TL;DR: The Chain of Thought (CoT) reasoning model is reshaping AI by enhancing its ability to break down complex problems into manageable steps, blending intuitive and logical reasoning. DeepSeek's unique approach with Outcome Reward training offers a distinct advantage over traditional models by prioritizing creative divergence and user intent speculation.
はじめに
The world of AI reasoning models is rapidly evolving, and with the release of GPT O3-mini, we are witnessing a proliferation of these technologies. Having explored various models like O1, DS, and Gemini 2 Flash, I've observed unique features in DeepSeek’s Chain of Thought (CoT) that set it apart. Unlike GPT, which excels at executing commands with precision, DeepSeek breaks problems into detailed steps and anticipates user intent, often using speculative language like "maybe."
Key Differences in CoT Models
- GPT O1: Known for executing complex, high-level prompts with precision but lacks creativity.
- DeepSeek (DS): Exhibits superior divergent thinking, creativity, and expressiveness with simple prompts, though it may struggle with complex instructions.
Understanding the Differences
These differences are rooted in the distinct training methodologies: DeepSeek employs Outcome Reward training, whereas most other Large Language Models (LLMs) use Process Reward training. Let's explore these reward systems further.
Chapter 1: Chain of Thought Training—Building the Framework
AI's capability for deep thinking originates from "patient problem decomposition" combined with "intuitive answer targeting." By encouraging AI to break down problems as humans do, intuitive guesses transform into logical reasoning.

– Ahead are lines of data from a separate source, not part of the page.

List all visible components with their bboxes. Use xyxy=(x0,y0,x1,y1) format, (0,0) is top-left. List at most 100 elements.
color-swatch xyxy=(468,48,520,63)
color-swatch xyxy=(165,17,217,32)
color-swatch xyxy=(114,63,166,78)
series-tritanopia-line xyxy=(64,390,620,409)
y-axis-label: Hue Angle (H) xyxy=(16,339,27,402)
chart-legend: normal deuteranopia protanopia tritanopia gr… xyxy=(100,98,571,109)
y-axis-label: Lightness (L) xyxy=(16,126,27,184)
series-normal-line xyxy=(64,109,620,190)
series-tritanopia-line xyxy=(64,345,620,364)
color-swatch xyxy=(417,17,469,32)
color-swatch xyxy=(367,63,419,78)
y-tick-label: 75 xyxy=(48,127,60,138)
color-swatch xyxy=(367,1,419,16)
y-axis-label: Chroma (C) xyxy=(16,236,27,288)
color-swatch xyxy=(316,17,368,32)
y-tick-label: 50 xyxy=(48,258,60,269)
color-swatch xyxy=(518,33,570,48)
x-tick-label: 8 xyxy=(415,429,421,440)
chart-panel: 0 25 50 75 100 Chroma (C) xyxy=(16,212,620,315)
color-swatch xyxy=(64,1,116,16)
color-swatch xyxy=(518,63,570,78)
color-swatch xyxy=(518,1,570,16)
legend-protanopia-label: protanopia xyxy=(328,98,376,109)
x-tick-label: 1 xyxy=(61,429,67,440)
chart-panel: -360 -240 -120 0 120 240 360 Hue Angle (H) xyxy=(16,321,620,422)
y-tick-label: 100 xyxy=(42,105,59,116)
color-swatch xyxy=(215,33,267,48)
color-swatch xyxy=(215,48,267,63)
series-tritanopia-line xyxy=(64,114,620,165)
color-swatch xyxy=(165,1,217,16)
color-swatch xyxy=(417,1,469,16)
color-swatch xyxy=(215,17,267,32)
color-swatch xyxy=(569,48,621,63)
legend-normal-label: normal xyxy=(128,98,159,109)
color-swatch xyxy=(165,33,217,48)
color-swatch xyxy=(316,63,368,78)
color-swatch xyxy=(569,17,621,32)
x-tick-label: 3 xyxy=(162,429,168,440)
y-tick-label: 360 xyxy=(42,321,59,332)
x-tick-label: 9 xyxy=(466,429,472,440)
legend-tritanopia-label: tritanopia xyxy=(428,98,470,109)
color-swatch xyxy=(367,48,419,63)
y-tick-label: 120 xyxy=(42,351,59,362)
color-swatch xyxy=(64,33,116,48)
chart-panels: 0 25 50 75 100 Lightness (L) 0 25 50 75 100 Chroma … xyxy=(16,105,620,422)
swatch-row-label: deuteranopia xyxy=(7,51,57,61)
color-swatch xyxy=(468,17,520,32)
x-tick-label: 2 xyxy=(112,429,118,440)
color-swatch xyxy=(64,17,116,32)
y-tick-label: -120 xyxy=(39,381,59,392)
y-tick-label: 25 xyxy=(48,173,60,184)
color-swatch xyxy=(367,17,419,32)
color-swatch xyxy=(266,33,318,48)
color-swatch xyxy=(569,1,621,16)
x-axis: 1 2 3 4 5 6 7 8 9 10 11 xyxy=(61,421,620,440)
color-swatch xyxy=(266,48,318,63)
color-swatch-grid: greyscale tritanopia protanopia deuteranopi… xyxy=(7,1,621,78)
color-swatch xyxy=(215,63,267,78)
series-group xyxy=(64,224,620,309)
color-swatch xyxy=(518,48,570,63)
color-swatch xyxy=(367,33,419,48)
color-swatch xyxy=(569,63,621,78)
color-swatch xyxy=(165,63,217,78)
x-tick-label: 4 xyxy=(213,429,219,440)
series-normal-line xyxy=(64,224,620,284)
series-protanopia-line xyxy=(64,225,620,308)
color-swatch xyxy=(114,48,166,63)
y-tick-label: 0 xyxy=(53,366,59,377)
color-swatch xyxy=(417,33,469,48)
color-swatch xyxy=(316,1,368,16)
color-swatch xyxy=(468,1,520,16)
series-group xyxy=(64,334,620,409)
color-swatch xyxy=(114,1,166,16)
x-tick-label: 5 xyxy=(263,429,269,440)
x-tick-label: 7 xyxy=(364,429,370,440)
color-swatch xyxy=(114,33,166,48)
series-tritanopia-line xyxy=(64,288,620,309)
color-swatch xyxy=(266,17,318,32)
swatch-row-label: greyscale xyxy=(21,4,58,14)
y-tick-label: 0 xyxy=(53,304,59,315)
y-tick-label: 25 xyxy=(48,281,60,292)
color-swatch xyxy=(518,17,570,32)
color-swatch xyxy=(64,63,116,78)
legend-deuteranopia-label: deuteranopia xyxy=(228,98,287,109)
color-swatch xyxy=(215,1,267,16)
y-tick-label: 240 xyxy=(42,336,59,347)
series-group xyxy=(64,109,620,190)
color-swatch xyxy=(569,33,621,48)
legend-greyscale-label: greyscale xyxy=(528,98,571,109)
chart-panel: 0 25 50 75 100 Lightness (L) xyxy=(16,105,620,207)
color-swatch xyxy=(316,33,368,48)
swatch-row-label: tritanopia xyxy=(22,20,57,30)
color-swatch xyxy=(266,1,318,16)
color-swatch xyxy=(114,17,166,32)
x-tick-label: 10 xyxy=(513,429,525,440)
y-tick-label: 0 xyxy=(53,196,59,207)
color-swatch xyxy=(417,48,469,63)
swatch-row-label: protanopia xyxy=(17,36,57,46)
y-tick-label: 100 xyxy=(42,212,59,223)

Think of CoT training like starting a puzzle by identifying edge pieces. It provides AI with a "reasoning map," guiding it to identify the problem, break down steps, and connect the logic rather than jumping to conclusions.
Example: Reducing Urban Traffic Congestion
- Without CoT: Simply suggests building more subways.
- * CoTと:
- Analyzes primary causes, e.g., too many private cars.
- Offers demand-side solutions like public transportation.
- Proposes supply-side solutions like optimizing traffic lights.
- Suggests long-term planning such as work-residence balance policies.
第2章 プロセス報酬:正しいステップごとに小さな報酬を与える
Process reward immerses AI in human thinking processes, focusing on the steps that lead to a reasonable outcome. This approach is akin to GPS navigation, which recalculates routes upon wrong turns rather than just announcing wrong routes upon destination arrival.
- Core Techniques Include:
- Step Scoring: Independently evaluates each reasoning step.
- Logical Coherence: Ensures the logic chain remains unbroken.
Chapter 3: Outcome Reward—Focusing on Final Success
Outcome reward trains AI to reach the correct answer in a human-understandable way by providing the model with a question and result, allowing it to decide the intermediate process.
- 人間味のあるデザイン:
- Prefers analogies over formulas.
- Adapts scenarios to the audience, using different methods for engineers versus young students.
Chapter 4: Reward Fusion—Balancing Process and Outcome
Ideal AI thinking requires balancing "rational decomposition" with "emotional expression." Process reward acts as the conductor, guiding each step, while outcome reward is the audience's applause, influencing the emotional tone.
Example: Explaining Why Leaves Fall to a Child
- Pure Process AI: Offers detailed, technical explanations.
- Pure Outcome AI: Provides simple, imaginative answers.
- * バランスの取れたAI:
- Delivers scientific explanations alongside engaging narratives.
Process reward ensures credibility, while outcome reward adds empathy, creating a balanced AI that turns cold code into warm, relatable interactions.
As AI learns to dynamically balance these approaches, it transforms into a more human-like assistant, capable of both rigorous analysis and empathetic communication.